One day last summer, Vel Scott, 70, set up a table in her garden and chopped tomatoes, peppers, cilantro and green onions that had just been picked by members of the environmental club of John Hay High School. She added garlic and oil and set the bowl of salsa next to some corn chips. The chips were the bait; the vegetables were the message. "Sometimes I will buy a tomato at the store and put it next to one they have just picked," she says. "I want them to see and taste the difference."

Here in this East Cleveland neighborhood, Vel's Purple Oasis spreads across 1.5 acres that Vel and her husband, Don, bought when they owned a nightclub across the street. Though the well-loved club closed in 1998, Vel still knows nearly everyone in the neighborhood. After she lost her husband to heart disease last year, she began to focus her energies on the Oasis.
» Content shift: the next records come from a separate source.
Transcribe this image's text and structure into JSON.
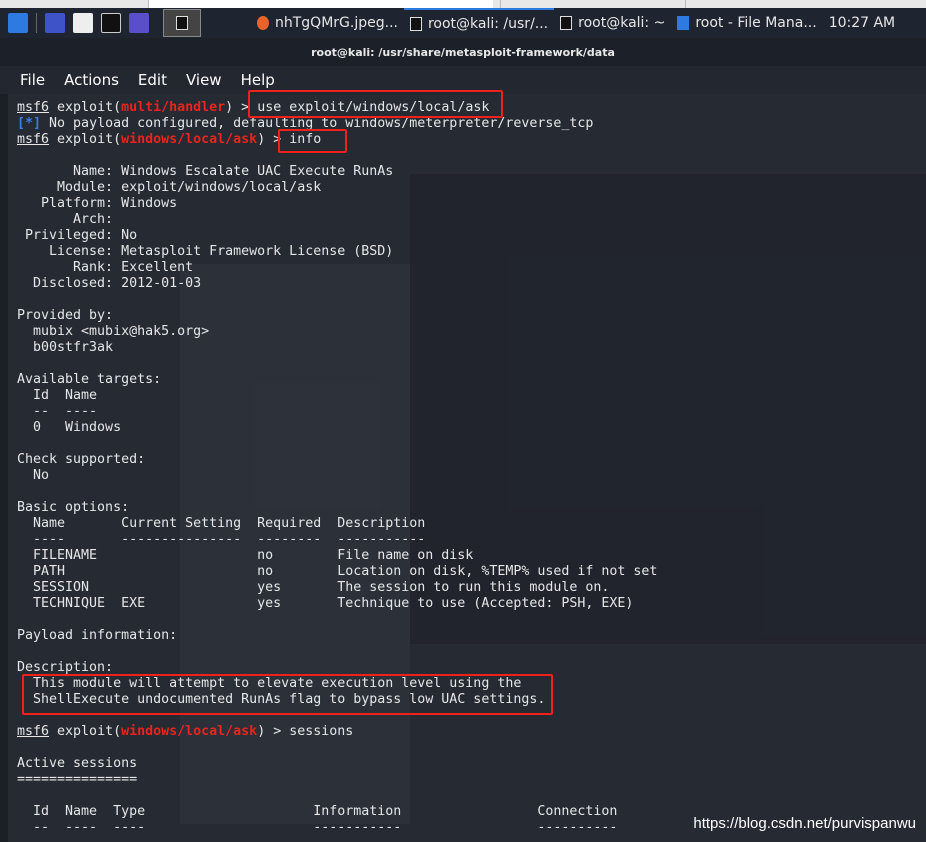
{
  "taskbar": {
    "tasks": [
      "nhTgQMrG.jpeg...",
      "root@kali: /usr/...",
      "root@kali: ~",
      "root - File Mana..."
    ],
    "clock": "10:27 AM"
  },
  "window": {
    "title": "root@kali: /usr/share/metasploit-framework/data",
    "menu": [
      "File",
      "Actions",
      "Edit",
      "View",
      "Help"
    ]
  },
  "terminal": {
    "lines": [
      [
        {
          "t": "msf6",
          "c": "u"
        },
        {
          "t": " exploit("
        },
        {
          "t": "multi/handler",
          "c": "r"
        },
        {
          "t": ") > use exploit/windows/local/ask"
        }
      ],
      [
        {
          "t": "[*]",
          "c": "b"
        },
        {
          "t": " No payload configured, defaulting to windows/meterpreter/reverse_tcp"
        }
      ],
      [
        {
          "t": "msf6",
          "c": "u"
        },
        {
          "t": " exploit("
        },
        {
          "t": "windows/local/ask",
          "c": "r"
        },
        {
          "t": ") > info"
        }
      ],
      [],
      [
        {
          "t": "       Name: Windows Escalate UAC Execute RunAs"
        }
      ],
      [
        {
          "t": "     Module: exploit/windows/local/ask"
        }
      ],
      [
        {
          "t": "   Platform: Windows"
        }
      ],
      [
        {
          "t": "       Arch: "
        }
      ],
      [
        {
          "t": " Privileged: No"
        }
      ],
      [
        {
          "t": "    License: Metasploit Framework License (BSD)"
        }
      ],
      [
        {
          "t": "       Rank: Excellent"
        }
      ],
      [
        {
          "t": "  Disclosed: 2012-01-03"
        }
      ],
      [],
      [
        {
          "t": "Provided by:"
        }
      ],
      [
        {
          "t": "  mubix <mubix@hak5.org>"
        }
      ],
      [
        {
          "t": "  b00stfr3ak"
        }
      ],
      [],
      [
        {
          "t": "Available targets:"
        }
      ],
      [
        {
          "t": "  Id  Name"
        }
      ],
      [
        {
          "t": "  --  ----"
        }
      ],
      [
        {
          "t": "  0   Windows"
        }
      ],
      [],
      [
        {
          "t": "Check supported:"
        }
      ],
      [
        {
          "t": "  No"
        }
      ],
      [],
      [
        {
          "t": "Basic options:"
        }
      ],
      [
        {
          "t": "  Name       Current Setting  Required  Description"
        }
      ],
      [
        {
          "t": "  ----       ---------------  --------  -----------"
        }
      ],
      [
        {
          "t": "  FILENAME                    no        File name on disk"
        }
      ],
      [
        {
          "t": "  PATH                        no        Location on disk, %TEMP% used if not set"
        }
      ],
      [
        {
          "t": "  SESSION                     yes       The session to run this module on."
        }
      ],
      [
        {
          "t": "  TECHNIQUE  EXE              yes       Technique to use (Accepted: PSH, EXE)"
        }
      ],
      [],
      [
        {
          "t": "Payload information:"
        }
      ],
      [],
      [
        {
          "t": "Description:"
        }
      ],
      [
        {
          "t": "  This module will attempt to elevate execution level using the"
        }
      ],
      [
        {
          "t": "  ShellExecute undocumented RunAs flag to bypass low UAC settings."
        }
      ],
      [],
      [
        {
          "t": "msf6",
          "c": "u"
        },
        {
          "t": " exploit("
        },
        {
          "t": "windows/local/ask",
          "c": "r"
        },
        {
          "t": ") > sessions"
        }
      ],
      [],
      [
        {
          "t": "Active sessions"
        }
      ],
      [
        {
          "t": "==============="
        }
      ],
      [],
      [
        {
          "t": "  Id  Name  Type                     Information                 Connection"
        }
      ],
      [
        {
          "t": "  --  ----  ----                     -----------                 ----------"
        }
      ]
    ]
  },
  "watermark": "https://blog.csdn.net/purvispanwu",
  "colors": {
    "highlight_box": "#f0201a",
    "module_name": "#e8241b",
    "info_marker": "#3a7fe6"
  }
}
Vel grew up near the Oasis in the 1950s, back when people shopped at small businesses owned by locals. When she started the garden in 2008, Vel knew only a little about growing food. But the nightclub had taught her how to grow a business, and years of cooking for Don had taught her a lot about how to make soul food tasty without loading it up with salt and fat. She was driven to share what she knew. The need was clearly there. Nearby residents are mostly poor and African American. It's more than a mile from the Oasis to the nearest grocery store that has a good produce section, and a lot of Vel's neighbors don't have cars.

"Whole Foods isn't part of the culture of my neighborhood," she says. "The reason people here don't eat healthy is because they don't know any better. If you don't know about healthy food, you're not going to be comfortable eating it."